The Spanish encountered guaiacum wood when they conquered San Domingo in the sixteenth century. It was soon brought back to Europe, where epidemic syphilis had been raging for decades. Gum guiacum quickly acquired a reputation as a cure for syphilis, a practice Benvenuto Cellini records in his memoirs. Thomas Nashe referred to its supposed medical properties in his tract Nashe's Lenten Stuff, alluding to the exotic sound of the word itself: "Physicians deafen our ears with the honorificabilitudinitatibus of their heavenly panacaea, their sovereign guiacum." The detailed engraving, Preparation and Use of Guayaco for Treating Syphilis, published by Philips Galle after a design by the Flemish artist Jan van der Straet, depicts four servants preparing a concoction of gum guiacum for their wealthy master under the supervision of a physician. Paracelsus, the famous if controversial Swiss physician, disputed the effectiveness of this treatment and was censured for his criticism.

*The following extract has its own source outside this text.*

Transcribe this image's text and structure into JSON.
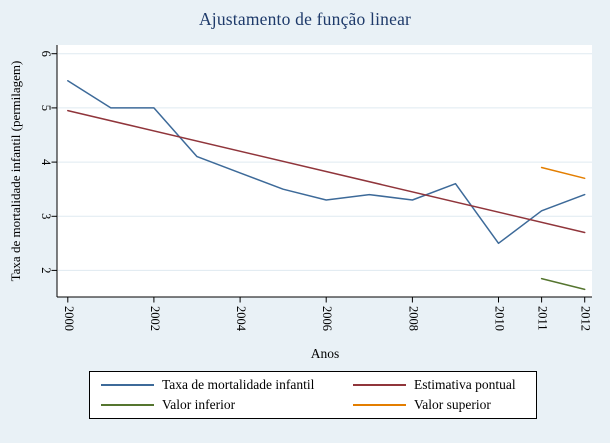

Gum guaiacum was used to stimulate menstruation; in a 1793 Virginia court case, Martha Jefferson Randolph testified that she had provided gum guaiacum to a female relative to "produce an abortion", suggesting that it was also used as an abortifacient. In A Treatise of the Materia Medica (1789), Scottish physician William Cullen noted: "Several physicians have apprehended mischief from the use of the guaiacum in a spirituous tincture."

The 1955 edition of the Textbook of Pharmacognosy states:
"Guaiacum has a local stimulant action which is sometimes useful in sore throat. The resin is used in chronic gout and rheumatism, whilst the wood is an ingredient in the compound concentrated solution of sarsaparilla, which was formerly much used as an alternative in syphilis."

A phenolic compound derived from the resin of Guaiacum trees is used in a common test for blood in human stool samples. The presence of heme in the blood causes the formation of a coloured product in the presence of hydrogen peroxide. The effect of peroxidases in horseradish on guaiacum was first noted in 1810.

As a food additive, Guaiacum is designated E314 and classified as an antioxidant.

A widely used derivative drug is the expectorant known as guaifenesin.

The soap fragrance oil of guaiac comes from Bulnesia sarmientoi, a South American tree from the same family.

Members of the genus are grown in Florida and California as ornamental plants.

==Species==
Seven species are accepted.

| Image | Scientific name | Common name | Distribution |
|---|---|---|---|
|  | Guaiacum angustifolium Engelm. | Texas Lignum-vitae | Texas, Northeastern Mexico |
|  | Guaiacum coulteri A.Gray | Sonoran Lignum-vitae | Western Mexico, Guatemala |
|  | Guaiacum nellii (G.Navarro) Christenh. & Byng |  | Bolivia (Santa Cruz Department) |
|  | Guaiacum officinale L. | Common Lignum-vitae | The Caribbean, Northern South America |
|  | Guaiacum palmeri Vail |  | northwestern Mexico (Sonora) |
|  | Guaiacum sanctum L. | Holywood Lignum-vitae | Southern Florida, The Bahamas, Southern Mexico, Central America, Greater Antilles |
|  | Guaiacum unijugum Brandegee |  | Northwestern Mexico |

===Formerly placed here===
- Porlieria microphylla (Baill.) Descole et al. (as G. microphyllum Baill.)